January 28, 2014 at 1:34 AM #770270CA renterParticipant[quote=livinincali][quote=CA renter][quote=AN]DOW to 5K will mean recession worse than what we saw recently. Which means we’ll see housing price < than what we saw this last bottom and unemployment >10%. Yeah, that’ll be fun.[/quote]
Not fun, but entirely possible, IMHO. This is why the reflation of the credit bubble was such a bad idea. They encouraged even more speculation, which was the problem in the first place.
Should have let things settle back to normal after 2008, save for some real jobs programs, infrastructure, and energy-related spending. We were almost there, but then they goosed everything back to bubble levels again. Now, we have even more debt than we would have if they had let things fall, and we are in an even weaker position because people have been dealing with declining wages and using up their savings for so many years. Best to get bad things over with quickly instead of prolonging them for years or decades.
IMHO, we are going to be in a deep recession by 2016/2017.[/quote]

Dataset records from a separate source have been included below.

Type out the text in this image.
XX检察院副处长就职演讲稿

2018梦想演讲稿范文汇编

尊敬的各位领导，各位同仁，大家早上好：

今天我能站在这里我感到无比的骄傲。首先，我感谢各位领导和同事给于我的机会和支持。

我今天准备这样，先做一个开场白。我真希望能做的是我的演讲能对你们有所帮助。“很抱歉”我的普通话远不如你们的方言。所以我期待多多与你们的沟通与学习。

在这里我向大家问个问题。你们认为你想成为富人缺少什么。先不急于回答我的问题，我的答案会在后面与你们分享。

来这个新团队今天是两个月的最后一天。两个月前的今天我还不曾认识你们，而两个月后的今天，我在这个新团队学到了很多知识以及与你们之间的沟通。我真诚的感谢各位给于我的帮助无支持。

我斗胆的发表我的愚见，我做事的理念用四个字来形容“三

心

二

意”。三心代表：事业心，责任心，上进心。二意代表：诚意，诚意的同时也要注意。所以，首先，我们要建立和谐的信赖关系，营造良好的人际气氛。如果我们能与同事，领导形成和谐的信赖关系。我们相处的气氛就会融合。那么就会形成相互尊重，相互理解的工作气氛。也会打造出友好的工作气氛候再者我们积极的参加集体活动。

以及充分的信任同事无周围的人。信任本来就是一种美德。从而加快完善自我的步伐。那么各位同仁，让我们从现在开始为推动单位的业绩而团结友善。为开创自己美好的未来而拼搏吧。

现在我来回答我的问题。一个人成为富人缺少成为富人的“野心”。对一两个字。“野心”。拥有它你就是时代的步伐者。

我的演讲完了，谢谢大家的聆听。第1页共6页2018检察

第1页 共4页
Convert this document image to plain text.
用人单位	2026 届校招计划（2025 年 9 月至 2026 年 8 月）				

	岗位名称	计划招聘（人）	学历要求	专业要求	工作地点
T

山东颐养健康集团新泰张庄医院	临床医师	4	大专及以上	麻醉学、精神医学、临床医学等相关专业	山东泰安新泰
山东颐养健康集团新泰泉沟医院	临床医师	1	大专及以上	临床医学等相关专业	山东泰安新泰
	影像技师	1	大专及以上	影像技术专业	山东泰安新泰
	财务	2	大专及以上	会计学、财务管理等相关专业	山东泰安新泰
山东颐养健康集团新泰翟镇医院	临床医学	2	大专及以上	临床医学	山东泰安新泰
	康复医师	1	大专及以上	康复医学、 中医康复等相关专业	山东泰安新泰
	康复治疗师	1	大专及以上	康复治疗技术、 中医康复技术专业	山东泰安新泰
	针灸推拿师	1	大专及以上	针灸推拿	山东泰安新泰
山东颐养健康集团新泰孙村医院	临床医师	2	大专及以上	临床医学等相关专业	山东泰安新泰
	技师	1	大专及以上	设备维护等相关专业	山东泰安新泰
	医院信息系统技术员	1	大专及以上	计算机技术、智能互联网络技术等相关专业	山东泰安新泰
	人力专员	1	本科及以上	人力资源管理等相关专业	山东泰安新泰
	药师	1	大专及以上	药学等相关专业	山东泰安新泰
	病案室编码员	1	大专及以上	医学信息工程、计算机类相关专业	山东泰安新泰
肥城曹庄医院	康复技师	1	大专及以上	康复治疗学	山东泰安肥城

I tend to agree but I personally think the main street sector of the economy won’t be much worse off than if currently is if the stock market bubble pops. This time around the bubble isn’t employing many people (i.e. why the recovery has been so weak so far).[/quote]
I understand where you’re coming from, but the credit bubble is what triggered the crisis in 2007, and it’s still the main problem (basically, too much unproductive, speculative money sloshing around the globe looking for yield). IMO, that is the trigger, and while Joe Sixpack has been dealing with a recession since 2007, I think it could get much worse…for everybody.
Some would argue it’s been decades of recession for J6 as wages and/or purchasing power have been declining for vast swaths of the U.S. population since the 80s. It’s only credit, not wages, that has enabled many to sustain their standard of living, and it’s created the facade that all is well in our economy.
January 28, 2014 at 7:38 AM #770273The-ShovelerParticipantThere has not been a real economy since we stopped being hunter gatherers.
It’s always been a facade since the first sea shell was traded for some salt.
January 28, 2014 at 9:14 AM #770274scaredyclassicParticipantAll I can say is that optimism about a downturn as a buying opportunity means there’s an underlying certainty things are always going to rebound higher still which may not be the way the whole thing goes down.